La squadra mobile della sezione Reati contro il patrimonio ha concluso l’operazione antiusura “Money box”, per arginare un presunto sistema che sarebbe stato radicato nella zona del mercato di porta Portese.
Gli agenti hanno eseguito sette misure cautelari emesse dal giudice per le indagini preliminari del tribunale di Roma. Gli indagati hanno un’età compresa tra i 43 e i 65 anni e sono accusati di usura, estorsione, riciclaggio, autoriciclaggio, esercizio abusivo di attività finanziaria e favoreggiamento reale.

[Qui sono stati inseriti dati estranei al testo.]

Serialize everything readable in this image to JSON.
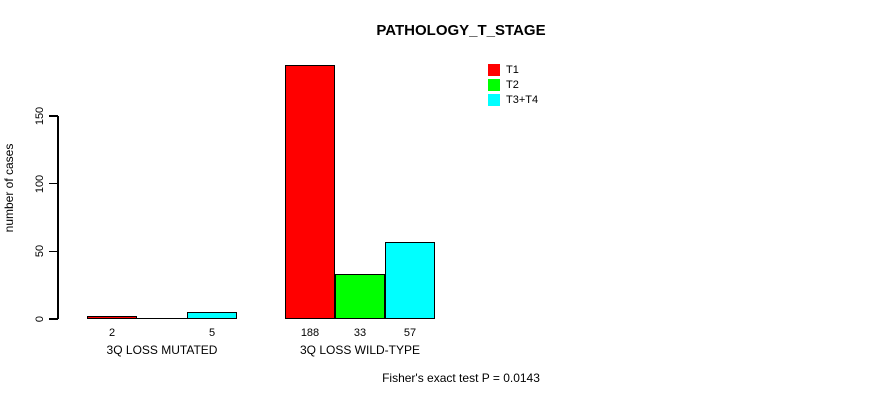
{
  "chart_data": {
    "type": "bar",
    "title": "PATHOLOGY_T_STAGE",
    "ylabel": "number of cases",
    "xlabel": "",
    "categories": [
      "3Q LOSS MUTATED",
      "3Q LOSS WILD-TYPE"
    ],
    "series": [
      {
        "name": "T1",
        "color": "#FF0000",
        "values": [
          2,
          188
        ]
      },
      {
        "name": "T2",
        "color": "#00FF00",
        "values": [
          0,
          33
        ]
      },
      {
        "name": "T3+T4",
        "color": "#00FFFF",
        "values": [
          5,
          57
        ]
      }
    ],
    "bar_labels": [
      [
        "2",
        "",
        "5"
      ],
      [
        "188",
        "33",
        "57"
      ]
    ],
    "yticks": [
      0,
      50,
      100,
      150
    ],
    "ylim": [
      0,
      190
    ],
    "grid": false,
    "legend_position": "top-right",
    "annotation": "Fisher's exact test P = 0.0143",
    "colors": {
      "axis": "#000000",
      "text": "#000000",
      "background": "#FFFFFF"
    }
  }
}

Gli appuntamenti, le concessioni e le riscossioni di denaro sarebbero avvenute nel mercato di porta Portese. Gli interessi sui prestiti, stando alle indagini, superavano il 240% annuo e consideravano il debito estinto solo se le vittime pagavano per intero la cifra.
Dopo le denunce di alcune vittime sono iniziati gli approfondimenti della polizia, anche con intercettazioni.
Facendo leva sulle omonimie e su rapporti stretti con altre organizzazioni, gli indagati avrebbero intimidito le vittime facendogli credere di far parte della “Banda della Magliana”, dei “Casalesi” o dei “Casamonica”. Non sarebbero mancate neppure minacce e aggressioni fisiche.
Come si legge nel comunicato della polizia, “N.M., D.G., D.M. usavano come base logistica il box adibito alla vendita di accessori per auto, ubicato proprio nel mercato porta Portese”. “A concorrere nell’illecita attività nonché nei fatti estorsivi – prosegue la nota della polizia – c’era il suocero del principale indagato, S.M., di 65 anni con a carico vari precedenti di polizia, mentre V.A. e D.A., anch’essi romani rispettivamente di 48 e 43 anni, avevano il compito di recuperare dalle vittime le somme di denaro, frutto di usura e abusivo esercizio del credito”.
La polizia prosegue: “Ad A.D.M. è contestato anche il reato di riciclaggio perché sfruttava la copertura fornita dalla propria impresa edile, si occupava di porre all’incasso gli assegni che le vittime avevano consegnato agli usurai quale garanzia per ottenere i prestiti, giustificando tali introiti quali saldi di fatture”.
Tre sono stati reclusi nel carcere di Regina Coeli, tre sono finiti agli arresti domiciliari e ad uno è stato notificato l’obbligo di firma.